Somam-se a esses efeitos do câmbio, o fato de que alguns de nossos principais produtos de exportação agrícolas, como o café, a soja, o milho e o açúcar, vêm subindo de preço no mercado internacional desde 2020. Esse aumento causa um efeito análogo ao efeito indireto do câmbio, também forçando os preços internos para cima. Por fim, outro fator que pode ter contribuído para a alta no preço dos alimentos que já foi apontado por alguns economistas é a ausência de uma política de manutenção de estoques reguladores pela CONAB.
Conclusão
Busquei, através deste texto, esclarecer algumas questões-chave quando se fala sobre inflação e debater brevemente o processo inflacionário que vem ocorrendo no nosso país desde o ano passado. Como ressaltado ao longo do texto, estamos longe de vivenciar uma inflação descontrolada como a que vivemos nos anos 80 e início dos anos 90. Entretanto, existem elementos que suscitam justas preocupações com a atual inflação.
Depois de passarmos pela maior crise econômica registrada em nossa história, no biênio 2015-2016, nossa economia se recuperava a passos de tartaruga manca. Muito antes que houvéssemos recuperado os níveis de renda per capita de 2013 (o pico histórico), a crise do coronavírus sobreveio e nos colocou em uma situação econômica ainda mais dramática. A década que acabamos de atravessar foi a mais perdida de nossa história, superando negativamente a década de 1980, com uma contração recorde de nossa renda per capita. Estamos bem mais pobres hoje do que estávamos em 2010, por incrível que pareça. O fato de haver uma inflação concentrada em alimentos nesse cenário desolador deve deixar-nos alerta. Já existem evidências que indicam para um aumento substancial da fome em nosso país, por exemplo.

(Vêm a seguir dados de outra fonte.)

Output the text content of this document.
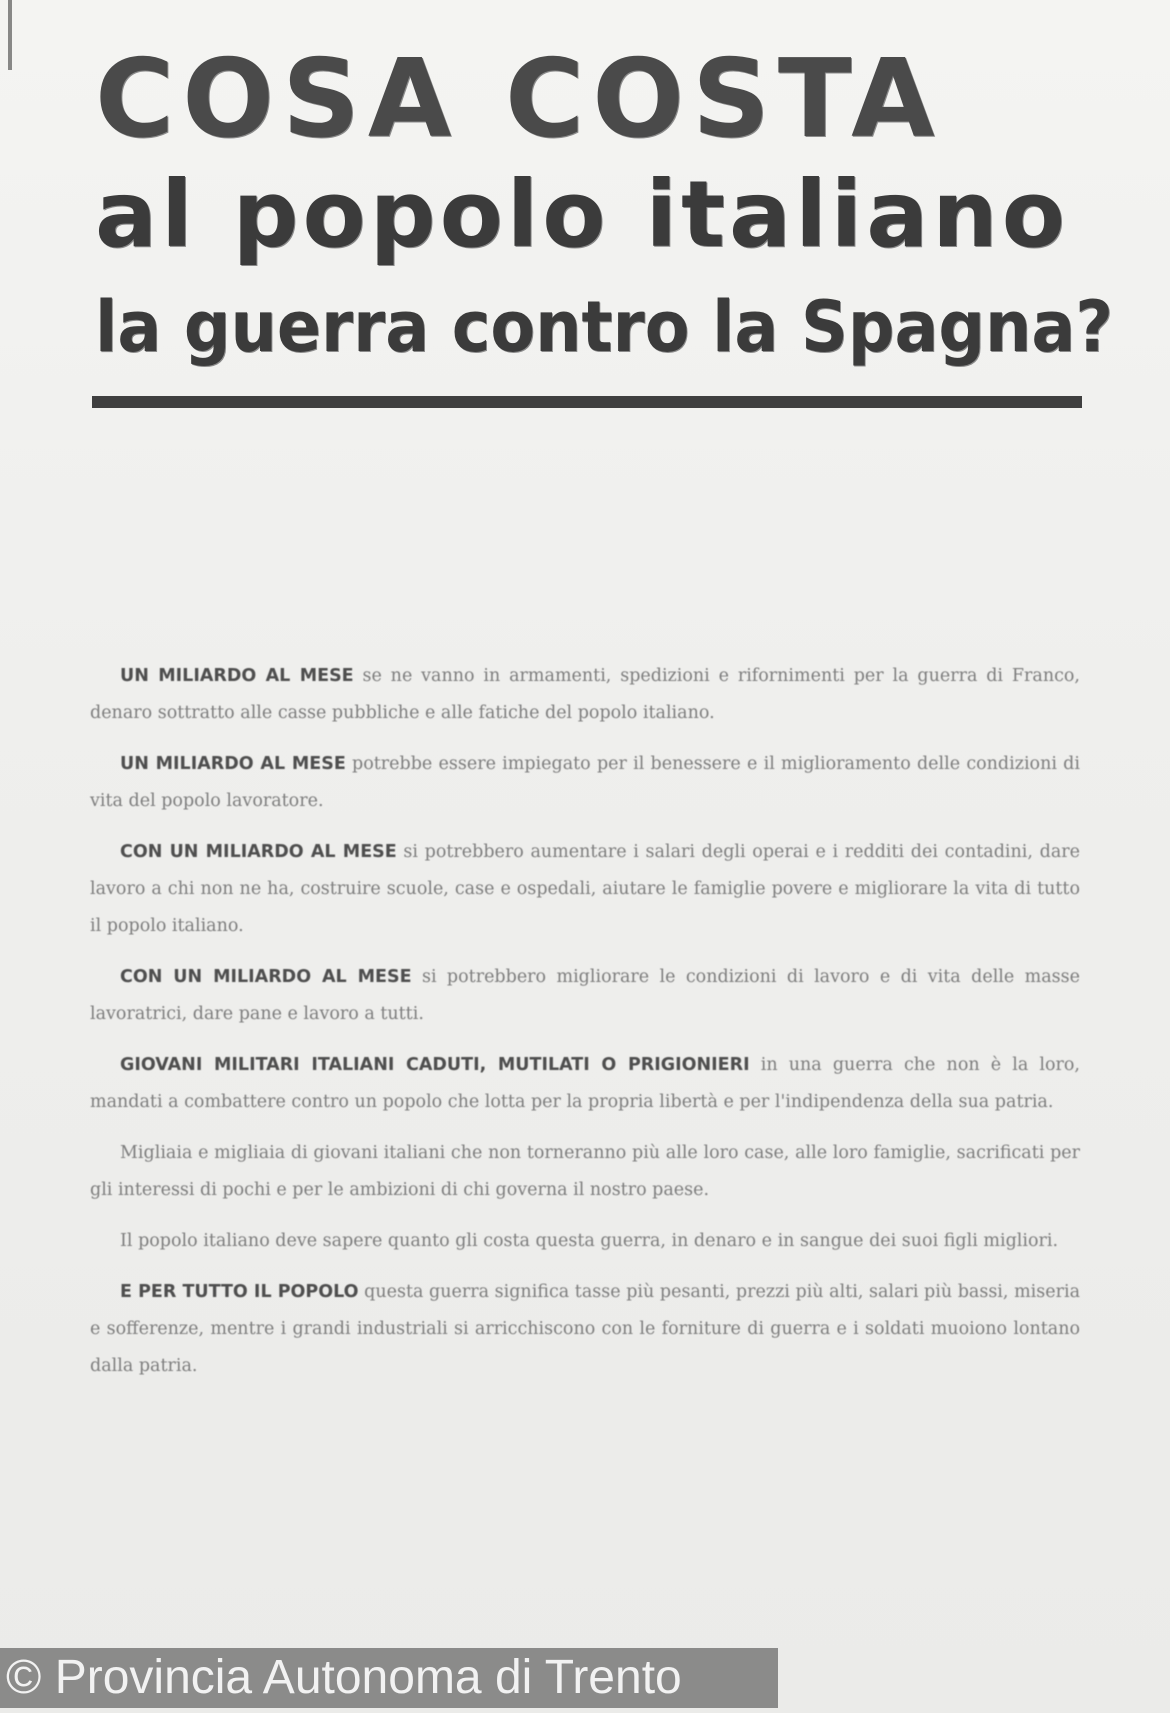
COSA COSTA
al popolo italiano
la guerra contro la Spagna?

UN MILIARDO AL MESE se ne vanno in armamenti, spedizioni e rifornimenti per la guerra di Franco, denaro sottratto alle casse pubbliche e alle fatiche del popolo italiano.

UN MILIARDO AL MESE potrebbe essere impiegato per il benessere e il miglioramento delle condizioni di vita del popolo lavoratore.

CON UN MILIARDO AL MESE si potrebbero aumentare i salari degli operai e i redditi dei contadini, dare lavoro a chi non ne ha, costruire scuole, case e ospedali, aiutare le famiglie povere e migliorare la vita di tutto il popolo italiano.

CON UN MILIARDO AL MESE si potrebbero migliorare le condizioni di lavoro e di vita delle masse lavoratrici, dare pane e lavoro a tutti.

GIOVANI MILITARI ITALIANI CADUTI, MUTILATI O PRIGIONIERI in una guerra che non è la loro, mandati a combattere contro un popolo che lotta per la propria libertà e per l'indipendenza della sua patria.

Migliaia e migliaia di giovani italiani che non torneranno più alle loro case, alle loro famiglie, sacrificati per gli interessi di pochi e per le ambizioni di chi governa il nostro paese.

Il popolo italiano deve sapere quanto gli costa questa guerra, in denaro e in sangue dei suoi figli migliori.

E PER TUTTO IL POPOLO questa guerra significa tasse più pesanti, prezzi più alti, salari più bassi, miseria e sofferenze, mentre i grandi industriali si arricchiscono con le forniture di guerra e i soldati muoiono lontano dalla patria.

© Provincia Autonoma di Trento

Busquei argumentar no presente texto que nossa inflação provavelmente está sendo influenciada por fatores do lado da oferta, em particular o câmbio e os preços de nossas commodities agrícolas no mercado internacional, e não por pressões de demanda interna. No entanto, cabe fazer a ponderação que nem sempre desvalorizações cambiais são negativas. Existe ampla literatura que trata dos efeitos positivos de um câmbio relativamente desvalorizado para a estrutura produtiva de um país. O que é mais alarmante, mais uma vez, é que essa desvalorização se dê concomitantemente a uma crise econômica sem precedentes.
Paulo
12/05/2021 - 20h03
O que fica patente é que o Brasil não produz pra sua população, desde a soja e o gado até o arroz e feijão, passando pelo petróleo e minerais, dentre outros. Ficamos reféns…Alguém precisa repensar isso! É a própria noção de país que se vai esgarçando. Não somos prioridade para os nossos agentes produtivos…
Pedro
13/05/2021 - 14h35
A prioridade para os agentes produtivos é quem lhes pague mais. Simples assim! Sempre foi e sempre será assim. Lide com isto.
Paulo
14/05/2021 - 00h14
Sério?
Pedro
16/05/2021 - 13h46
Sim.
Qual é a dificuldade de se dar conta de tamanha obviedade???